GEEZER BUTLER Says RONNIE JAMES DIO's Death Could Have Been Avoided

January 7, 2011

Bassist Geezer Butler (HEAVEN & HELL, BLACK SABBATH) has told AOL's Noisecreep that his bandmate Ronnie James Dio's (HEAVEN & HELL, BLACK SABBATH, RAINBOW, DIO) death could have avoided — if only the legendary singer had seen a doctor earlier.

"All the doctors said if he'd have gone in [for a checkup] a year earlier or two years earlier, they could have treated him," Butler told Noisecreep. "But by the time Ronnie was diagnosed, he had stage four cancer, which was inoperable. The doctor hinted that it was just a matter of time and there was nothing they could do."

According to Butler, HEAVEN & HELL guitarist Tony Iommi and drummer Vinny Appice both underwent routine colonoscopies to check for signs of colon and intestinal cancer in 2008, and they were talking about the procedure in one of the band's rehearsals.

"Vinny had just had it done and he couldn't sit down on his drum stool, and I was making arrangements to have it done, and Ronnie was going, 'Oh, I'm never going to have anything like that,'" Butler told Noisecreep. "If he'd have gone in at the same time as everyone else, they'd have caught it before the tour. If he had regular checkup..."

He continued, "All the doctors said if it had been stage one, they could have dealt with it. It's really upsetting to think about that, and hopefully it will encourage people who need to have a checkup to get it done."

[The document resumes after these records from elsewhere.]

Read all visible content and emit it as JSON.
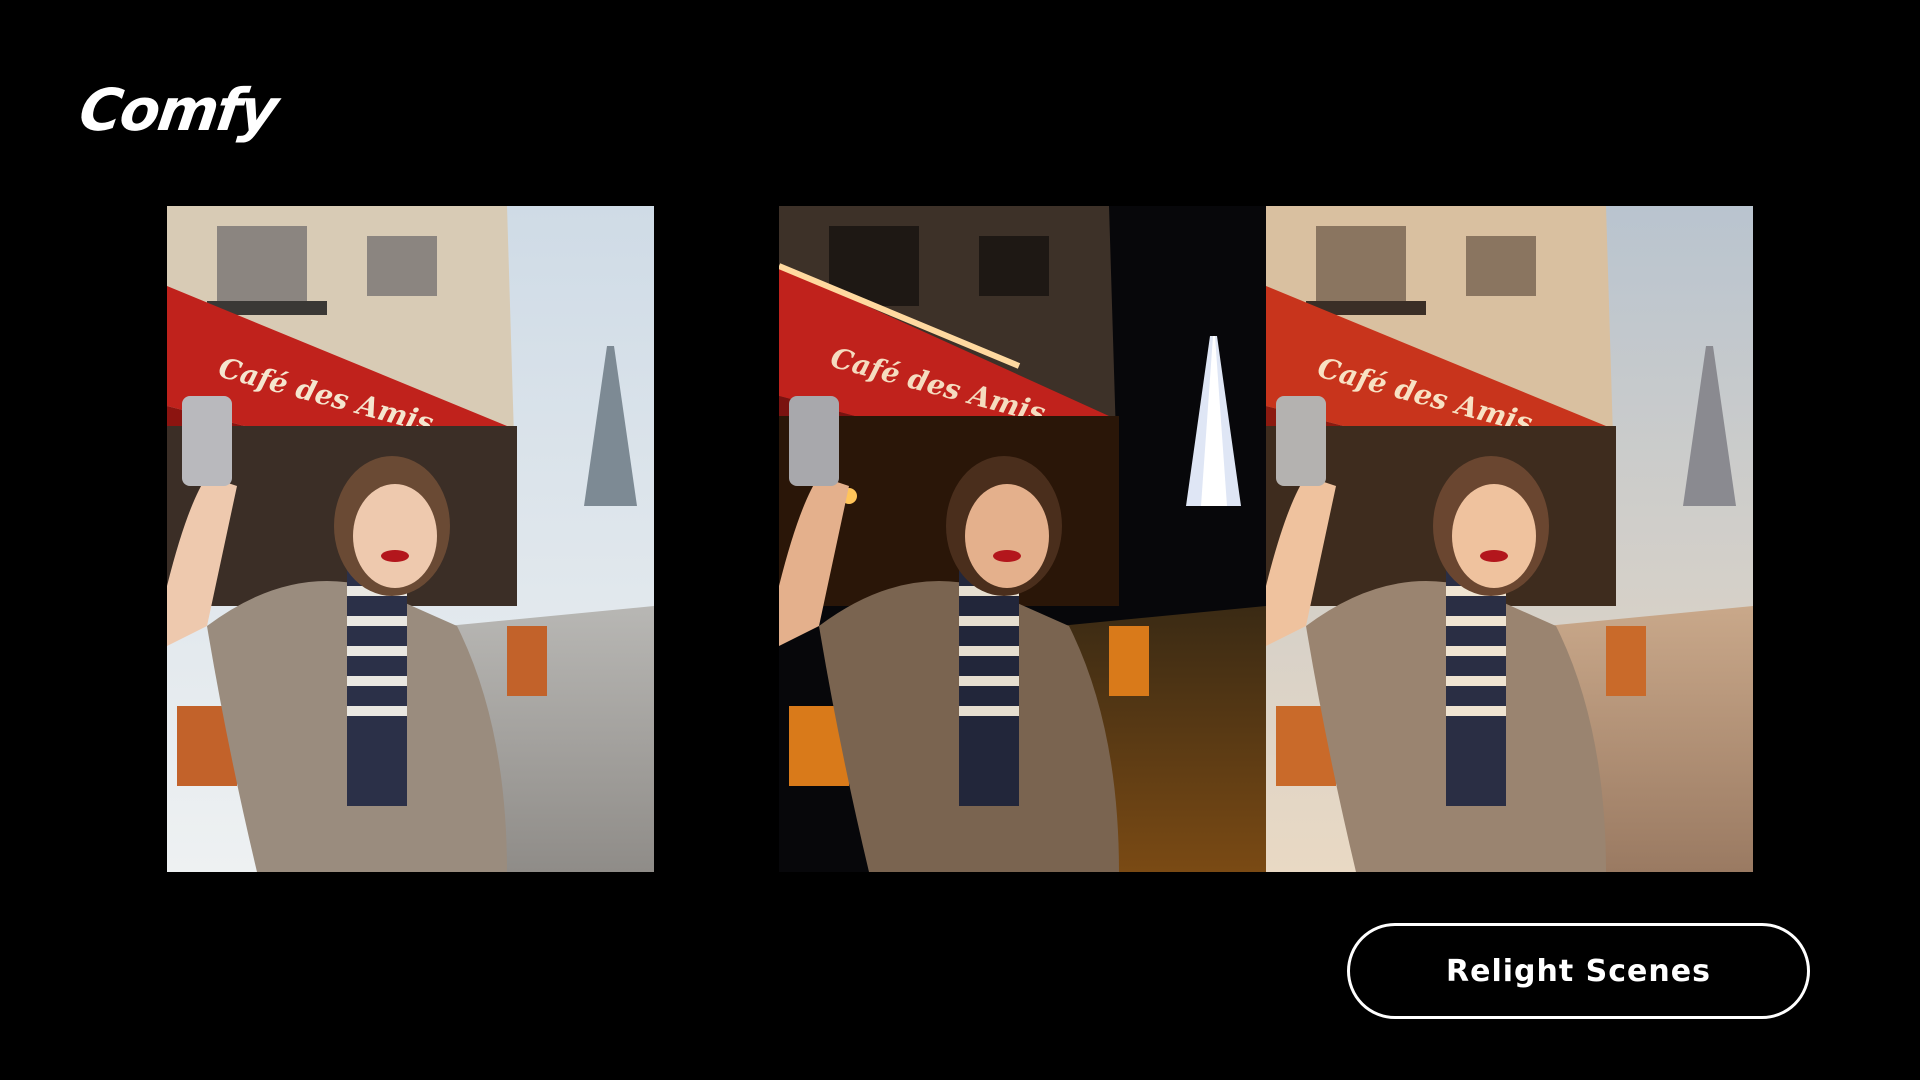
{
  "brand": {
    "logo_text": "Comfy"
  },
  "panels": [
    {
      "variant": "daylight",
      "sign_text": "Café des Amis"
    },
    {
      "variant": "night",
      "sign_text": "Café des Amis"
    },
    {
      "variant": "golden-hour",
      "sign_text": "Café des Amis"
    }
  ],
  "cta": {
    "label": "Relight Scenes"
  },
  "colors": {
    "background": "#000000",
    "text": "#ffffff",
    "awning": "#c0221c"
  }
}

In a recent interview with Revolver magazine, Wendy Dio, the widow and manager of Ronnie James Dio, stated about the singer's final days, "I was actually leaving that Friday morning [on May 14, 2010, two days before Ronnie's passing] to go to, I think it was, Chicago. And he wasn't feeling well. And I was like, 'You know what? I think we should go see the doctor.' The doctor said, 'I think we should take him to the hospital.' So we went to the hospital and Ronnie says, 'Go, go. I'll be fine.' And I'm like, 'No, no. I'm staying.' And thank God I didn't go, because that was the Friday, and then he got these incredible pains. Incredible pains which he hadn't experienced before that strong. And they gave him a bunch of morphine, and once they'd given him, like, three shots of morphine, he was almost in a coma. He came in and out of it a few times, and then he passed away on the Sunday."